As social beings, we are hardwired to live with and be with others. It is vital for our mental health and emotional fitness. Isolation and loneliness can literally be deadly. But dealing with others, especially in the work context, can be difficult. Communications misfire, land badly, and this inevitably results in conflict. The very thing we were trying so hard to avoid.
Bessel van der Kolk, in his book The Body Keeps the Score points out that our brains are formed to operate as members of a community. Our most significant survival strategy, and what has made us successful as a species, is the ability to collaborate in social systems. So why do we find it so hard?
In order to connect with others we need, first and foremost, to feel safe. When we feel safe, we make eye contact, get physically closer, are more expansive with our body language and use a tone of voice that is modulated and steady. At the same time we regulate the emotional state of all of those in our immediate environment too.
Our adeptness at and type of social connections are established when we are born. Our very earliest relationships, those with our caregivers, and more importantly, the coping strategies we developed to preserve them, lay the foundation for all our significant relationships going forward. This is attachment theory, something most of us are unaware of and even if we are, we possibly think it doesn’t apply to us. We just get on with making or messing up relationships unconscious of the deeply embedded drives developed when we could barely speak.
So in order to connect and collaborate we need to feel safe, and our ability to do so adequately is stuck in past, often unconscious, experiences. Is it no wonder that many of us find it challenging being part of a team in a work context that is often alien and complex?
Who can say with absolute honesty that they feel safe in their work space? Safe here meaning, being comfortable to trust and be open and vulnerable with others. There are many obstacles, traps and hurdles, real or perceived, that make life in the work world quite intimidating. Not that we would ever admit to this, though. That would call for us to be vulnerable.
Diversity, which used to mean race, religion and culture, now has so many layers and is so much more difficult to deal with, especially when we don’t feel comfortable talking to each other openly. Every time we open our mouths to say something, have an opinion or, heaven forbid, disagree, it has the potential to blow up – badly.
The economic and political climate has drawn the strings of tension even more taut. Stress and anxiety levels are ramped up with concerns about job security (an oxymoron in current times), ever increasing prices of everything, and the roller coaster energy and power worries.
With all our competing interpersonal and personal concerns feeling safe is not an easy box to tick. When we don’t feel safe the antennae are up, the mayday signal starts to beep, and our entire system is on alert to fight or flee. Or freeze.
Conflicts will occur in this situation. It is almost inevitable.

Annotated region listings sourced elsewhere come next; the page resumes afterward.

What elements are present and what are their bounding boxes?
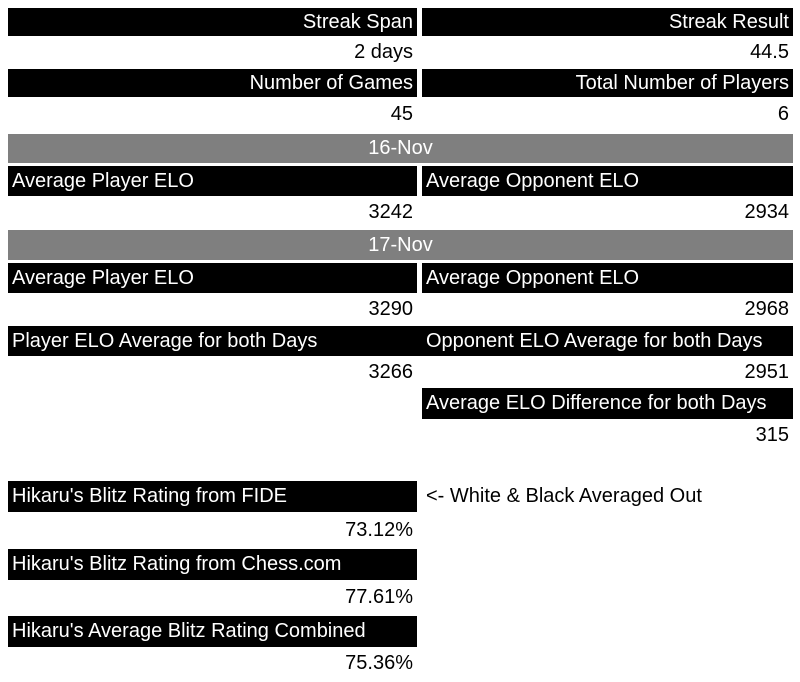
both-days-header-row: Player ELO Average for both Days Opponen…	[0, 326, 800, 356]
day1-elo-value-row: 3242 2934	[0, 196, 800, 229]
num-games-header-cell[interactable]: Number of Games	[8, 69, 417, 97]
chesscom-rating-value-cell[interactable]: 77.61%	[345, 586, 413, 608]
streak-span-value-cell[interactable]: 2 days	[354, 41, 413, 63]
combined-rating-header-row: Hikaru's Average Blitz Rating Combined	[0, 616, 800, 647]
fide-rating-header-row: Hikaru's Blitz Rating from FIDE <- White…	[0, 481, 800, 512]
combined-rating-header-cell[interactable]: Hikaru's Average Blitz Rating Combined	[8, 616, 417, 647]
both-days-header-bar	[8, 326, 793, 356]
elo-diff-header-cell[interactable]: Average ELO Difference for both Days	[422, 388, 793, 419]
total-players-header-cell[interactable]: Total Number of Players	[422, 69, 793, 97]
elo-diff-value-cell[interactable]: 315	[755, 423, 789, 446]
player-avg-both-days-header-cell[interactable]: Player ELO Average for both Days	[12, 329, 318, 352]
day2-date-row: 17-Nov	[0, 230, 800, 260]
day1-date-row: 16-Nov	[0, 134, 800, 163]
day1-player-elo-header-cell[interactable]: Average Player ELO	[8, 166, 417, 196]
fide-rating-value-cell[interactable]: 73.12%	[345, 518, 413, 541]
streak-result-header-cell[interactable]: Streak Result	[422, 8, 793, 36]
chesscom-rating-header-row: Hikaru's Blitz Rating from Chess.com	[0, 549, 800, 580]
player-avg-both-days-value-cell[interactable]: 3266	[368, 360, 414, 383]
day2-opponent-elo-header-cell[interactable]: Average Opponent ELO	[422, 263, 793, 293]
day2-player-elo-value-cell[interactable]: 3290	[368, 298, 414, 320]
day2-date-cell[interactable]: 17-Nov	[8, 230, 793, 260]
num-games-value-cell[interactable]: 45	[390, 102, 413, 125]
streak-result-value-cell[interactable]: 44.5	[750, 41, 789, 63]
elo-diff-value-row: 315	[0, 419, 800, 451]
elo-diff-header-row: Average ELO Difference for both Days	[0, 388, 800, 419]
day2-elo-header-row: Average Player ELO Average Opponent ELO	[0, 263, 800, 293]
day1-date-cell[interactable]: 16-Nov	[8, 134, 793, 163]
day1-elo-header-row: Average Player ELO Average Opponent ELO	[0, 166, 800, 196]
fide-rating-value-row: 73.12%	[0, 512, 800, 548]
day1-opponent-elo-header-cell[interactable]: Average Opponent ELO	[422, 166, 793, 196]
games-header-row: Number of Games Total Number of Players	[0, 69, 800, 97]
opponent-avg-both-days-value-cell[interactable]: 2951	[744, 360, 790, 383]
day1-player-elo-value-cell[interactable]: 3242	[368, 201, 414, 223]
day2-elo-value-row: 3290 2968	[0, 293, 800, 326]
chesscom-rating-value-row: 77.61%	[0, 580, 800, 615]
both-days-value-row: 3266 2951	[0, 356, 800, 388]
games-value-row: 45 6	[0, 97, 800, 131]
day1-opponent-elo-value-cell[interactable]: 2934	[744, 201, 790, 223]
chesscom-rating-header-cell[interactable]: Hikaru's Blitz Rating from Chess.com	[8, 549, 417, 580]
day2-player-elo-header-cell[interactable]: Average Player ELO	[8, 263, 417, 293]
total-players-value-cell[interactable]: 6	[777, 102, 789, 125]
streak-span-header-cell[interactable]: Streak Span	[8, 8, 417, 36]
combined-rating-value-cell[interactable]: 75.36%	[345, 652, 413, 674]
streak-value-row: 2 days 44.5	[0, 36, 800, 69]
averaged-out-note: <- White & Black Averaged Out	[426, 485, 702, 507]
day2-opponent-elo-value-cell[interactable]: 2968	[744, 298, 790, 320]
opponent-avg-both-days-header-cell[interactable]: Opponent ELO Average for both Days	[426, 329, 763, 352]
combined-rating-value-row: 75.36%	[0, 647, 800, 680]
streak-header-row: Streak Span Streak Result	[0, 8, 800, 36]
fide-rating-header-cell[interactable]: Hikaru's Blitz Rating from FIDE	[8, 481, 417, 512]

It is also human, useful and can result in deeper connection once the misunderstandings have been cleared. If, of course, we are open and aware of what is really going on.
If we can remember that we really do need each other, that we are better together, and that how another person reacts is more often about them and therefore not to take it personally, relationships will improve. Being able to take responsibility for our own actions, behaviour and responses and to be okay with getting it wrong sometimes. A sense of humour is a real advantage that goes a long way to support a more robust relationship space.
Smiling more. Yes, even if you are a lawyer, or an accountant, or just part of a staid, stuck up, stuffy corporate. Smiling tells your body and anybody else that can see it, that things are okay. Laugh more, not at, but with, others. Smiling and laughing connects us, relaxes our nervous system and allows us to play a little. An energy of play allows for better collaboration, keener communication and conflict is dealt with on a lighter, less personal level.
Life doesn’t allow for us to stick only with those we are familiar and comfortable with. Work demands we engage with others, lots of different others. Having a spirit of curiosity rather than contractedness, and a willingness to see the humanness in all, could result in some surprising connections, a deeper understanding of our differences and an appreciation of what that diversity offers. After all, we really are better together.